Структура как становление сущего (самого по себе сущего) сущим (абсолютным
субъектом, сущность которого выражается в теологии) есть исчислимость
времени, ведь, как утверждает Платон в "Филебе", "извлекая суде из
владычества самого сущего", необходимо обращать мысленный взор не на природу
беспредельного, а на идею числа, так и демиург в "Тимее" "... устрояя небо,
он вместе с ним творит для вечности, пребывающей в едином, вечный же образ,
движущийся от числа к числу, который мы называем временем". Мышление,
которое выражает свою собственную сущность, совершает рефлексию, мышление о
мышлении выражает ее в качестве времени, исчисляет конечное время проблемы,
поставленной перед ним им самим, как концепт, теорию разрешимости этой
проблемы. "Ведь не было ни дней, ни ночей, ни месяцев, ни годов, пока не
было рождено небо, но он уготовил для них возникновение лишь тогда, когда
небо было устроено". Наука не дает действительного знания, это
комбинирование интерпретаций, синтез их трансценденций и экзистенций, наука
есть сознание, функция синтеза или анализ.
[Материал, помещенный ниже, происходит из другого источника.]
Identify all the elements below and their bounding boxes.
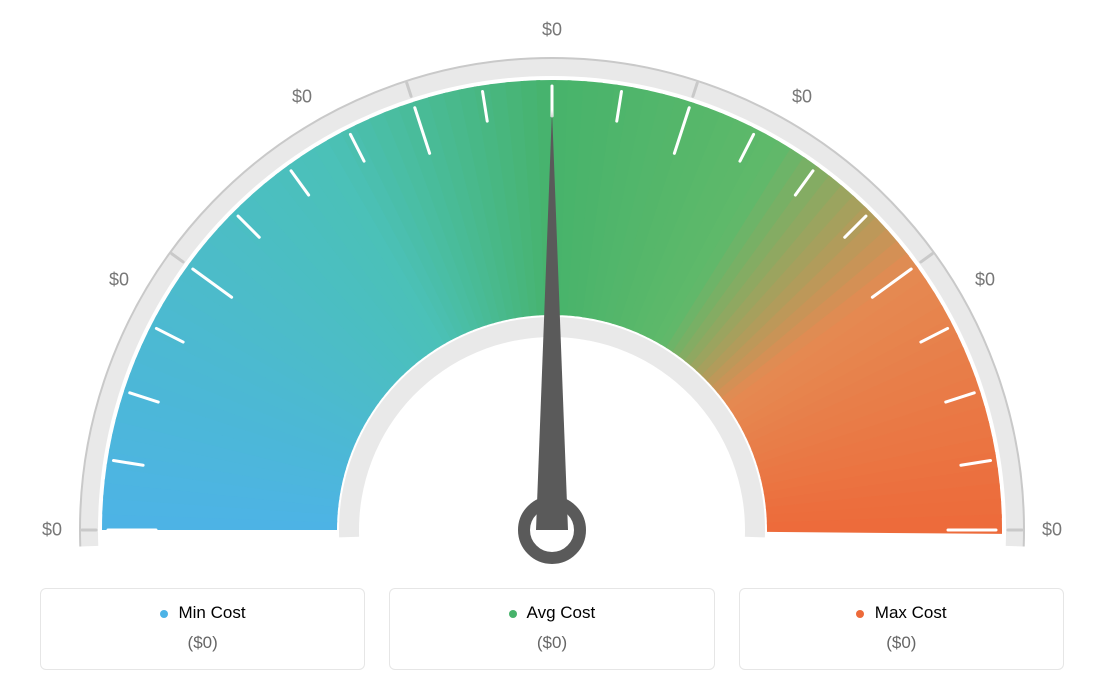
legend-value-avg: ($0)	[400, 633, 703, 653]
legend-label-text: Max Cost	[875, 603, 947, 622]
dot-icon	[856, 610, 864, 618]
gauge-axis-label: $0	[792, 86, 812, 107]
gauge-axis-label: $0	[542, 20, 562, 41]
gauge-axis-label: $0	[292, 86, 312, 107]
gauge-axis-label: $0	[42, 520, 62, 541]
gauge-chart: $0 $0 $0 $0 $0 $0 $0	[0, 0, 1104, 560]
legend-label-avg: Avg Cost	[400, 603, 703, 623]
legend-card-min: Min Cost ($0)	[40, 588, 365, 670]
legend-label-text: Avg Cost	[527, 603, 596, 622]
legend-value-min: ($0)	[51, 633, 354, 653]
gauge-svg	[0, 10, 1104, 570]
legend-label-min: Min Cost	[51, 603, 354, 623]
gauge-axis-label: $0	[109, 270, 129, 291]
gauge-axis-label: $0	[1042, 520, 1062, 541]
legend-label-max: Max Cost	[750, 603, 1053, 623]
legend-row: Min Cost ($0) Avg Cost ($0) Max Cost ($0…	[40, 588, 1064, 670]
legend-card-avg: Avg Cost ($0)	[389, 588, 714, 670]
legend-label-text: Min Cost	[178, 603, 245, 622]
legend-card-max: Max Cost ($0)	[739, 588, 1064, 670]
dot-icon	[160, 610, 168, 618]
gauge-axis-label: $0	[975, 270, 995, 291]
legend-value-max: ($0)	[750, 633, 1053, 653]
dot-icon	[509, 610, 517, 618]
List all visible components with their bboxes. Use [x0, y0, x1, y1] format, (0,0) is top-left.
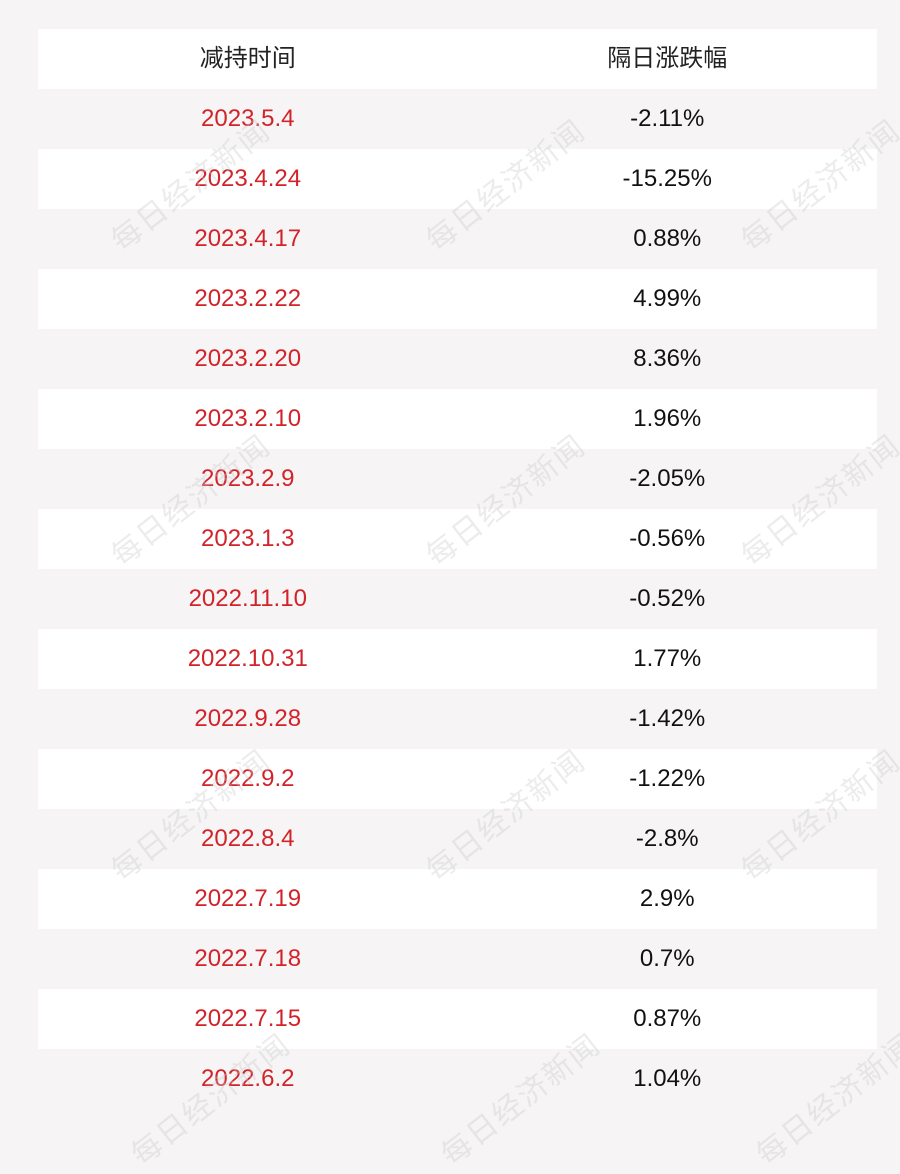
date-cell: 2022.8.4	[201, 825, 295, 852]
change-cell: 2.9%	[639, 885, 695, 912]
change-cell: 1.77%	[633, 645, 702, 672]
table-row: 2022.7.19 2.9%	[38, 869, 877, 929]
date-cell: 2023.1.3	[201, 525, 295, 552]
date-cell: 2022.9.2	[201, 765, 295, 792]
change-cell: -1.22%	[629, 765, 706, 792]
table-row: 2022.8.4 -2.8%	[38, 809, 877, 869]
table-row: 2023.4.24 -15.25%	[38, 149, 877, 209]
header-next-day-change: 隔日涨跌幅	[607, 45, 728, 72]
table-row: 2023.1.3 -0.56%	[38, 509, 877, 569]
table-row: 2023.2.22 4.99%	[38, 269, 877, 329]
date-cell: 2022.10.31	[187, 645, 308, 672]
date-cell: 2023.2.9	[201, 465, 295, 492]
change-cell: -0.56%	[629, 525, 706, 552]
date-cell: 2023.2.20	[194, 345, 302, 372]
reduction-table: 减持时间 隔日涨跌幅 2023.5.4 -2.11% 2023.4.24 -15…	[38, 29, 877, 1109]
table-header-row: 减持时间 隔日涨跌幅	[38, 29, 877, 89]
table-row: 2022.9.28 -1.42%	[38, 689, 877, 749]
page-frame: 减持时间 隔日涨跌幅 2023.5.4 -2.11% 2023.4.24 -15…	[38, 29, 900, 1173]
date-cell: 2022.6.2	[201, 1065, 295, 1092]
change-cell: -2.05%	[629, 465, 706, 492]
table-row: 2023.2.20 8.36%	[38, 329, 877, 389]
change-cell: 1.96%	[633, 405, 702, 432]
change-cell: 0.7%	[639, 945, 695, 972]
date-cell: 2023.2.10	[194, 405, 302, 432]
change-cell: 4.99%	[633, 285, 702, 312]
change-cell: -15.25%	[622, 165, 712, 192]
date-cell: 2022.7.15	[194, 1005, 302, 1032]
change-cell: 0.87%	[633, 1005, 702, 1032]
table-row: 2023.2.9 -2.05%	[38, 449, 877, 509]
change-cell: 0.88%	[633, 225, 702, 252]
date-cell: 2022.11.10	[188, 585, 307, 612]
table-row: 2022.7.18 0.7%	[38, 929, 877, 989]
change-cell: 1.04%	[633, 1065, 702, 1092]
table-row: 2023.5.4 -2.11%	[38, 89, 877, 149]
change-cell: 8.36%	[633, 345, 702, 372]
table-row: 2023.2.10 1.96%	[38, 389, 877, 449]
change-cell: -1.42%	[629, 705, 706, 732]
change-cell: -2.8%	[635, 825, 699, 852]
date-cell: 2023.4.24	[194, 165, 302, 192]
date-cell: 2023.5.4	[201, 105, 295, 132]
table-row: 2022.7.15 0.87%	[38, 989, 877, 1049]
change-cell: -2.11%	[630, 105, 705, 132]
date-cell: 2022.7.18	[194, 945, 302, 972]
date-cell: 2023.4.17	[194, 225, 302, 252]
table-row: 2023.4.17 0.88%	[38, 209, 877, 269]
date-cell: 2023.2.22	[194, 285, 302, 312]
table-row: 2022.11.10 -0.52%	[38, 569, 877, 629]
date-cell: 2022.7.19	[194, 885, 302, 912]
date-cell: 2022.9.28	[194, 705, 302, 732]
change-cell: -0.52%	[629, 585, 706, 612]
header-reduction-date: 减持时间	[199, 45, 296, 72]
table-row: 2022.10.31 1.77%	[38, 629, 877, 689]
table-row: 2022.6.2 1.04%	[38, 1049, 877, 1109]
table-row: 2022.9.2 -1.22%	[38, 749, 877, 809]
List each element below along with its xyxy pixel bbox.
Наука - это катарсис
"человеческого существа", в качестве такового она есть ис-следование следов
письма в дистинкциях, бытие чистой структуры. Наука есть принцип свободы в
качестве письменности. След, дистинкция, письмо, структура... "Все это -
части времени, а "было" и "будет" суть виды возникшего времени, и, перенося
их на вечную сущность, мы незаметно для себя совершаем ошибку. Ведь мы
говорили об этой сущности, что она "была", "есть", "будет"; но, если
рассудить правильно, ей подобает одно только "есть"; между тем, как "было" и
"будет" приложимы лишь к возникновению, становящемуся во времени, ибо и то и
другое суть движение" (Платон). Время есть движение самого бытия, деривация
бытия в качестве математики, математика есть выразимость сущности самого
времени, а не сущности бытия, выразимой во времени, ведь "... возникшее есть
возникшее и возникающее есть возникающее..., и небытие есть небытие: во всем
этом нет никакой точности". Если круг тождественного в "Тимее", ведь он есть
"единообразное движение на одном и том же месте, дабы о тождественном они
всегда мыслили тождественно", то круг иного есть исчисление символов,
математика в конструировании посредством символов цельного бытия космоса,
мир которой есть мир символа, деконструктивизм полноты означающего,
рождающий Ничто, перводвигатель времени, самую суть первотолчка, "ведь все
это - виды времени, подражающего вечности и бегущего по кругу согласно
законам числа". Мистика есть прежде всего теория мифология, ведь операция
времени есть логическая дефиниция откровения, где номинальной дефиницией
является термин бытия, а реальной - термин истины, определители времени
(временности как выразимости определенной сущности) бытия и истины. Итак,
становление природы сущностью есть одновременное в качестве смысла
одновременности становления сущего сущим (абсолютным субъектом). Иначе
говоря, бытие термина есть исчислимость времени, есть суть становления,
которое есть одновременность, как отрицание исчислимости времени,
становления природы сущностью (теологического становления) и становление
сущего сущим (абсолютным субъектом, религиозного становления). Суть же этого
отрицания выразима в Ничто, в этом и состоит операция времени, ведь "Ничто
перед нет и отрицание..., само себя ничтожит". Опыт идентифицирующего
разума, идентифицирующего себя в культуре, есть изменение от мистицизма к
диалогизму, от драмы невыразимости божественной сущности к встрече с
трансцендентным Богом, где мистицизм выступает в качестве аналитической
функции герменевтики диалогизма. Идентификация есть становление отношения
символа к феномену отношением самого бытия, произведение образа,
стихотворения, пространство в его действительном отношении ко времени,
четвертого измерении.
"Это - воспреемница и как бы кормилица всякого рождения" ("Тимей").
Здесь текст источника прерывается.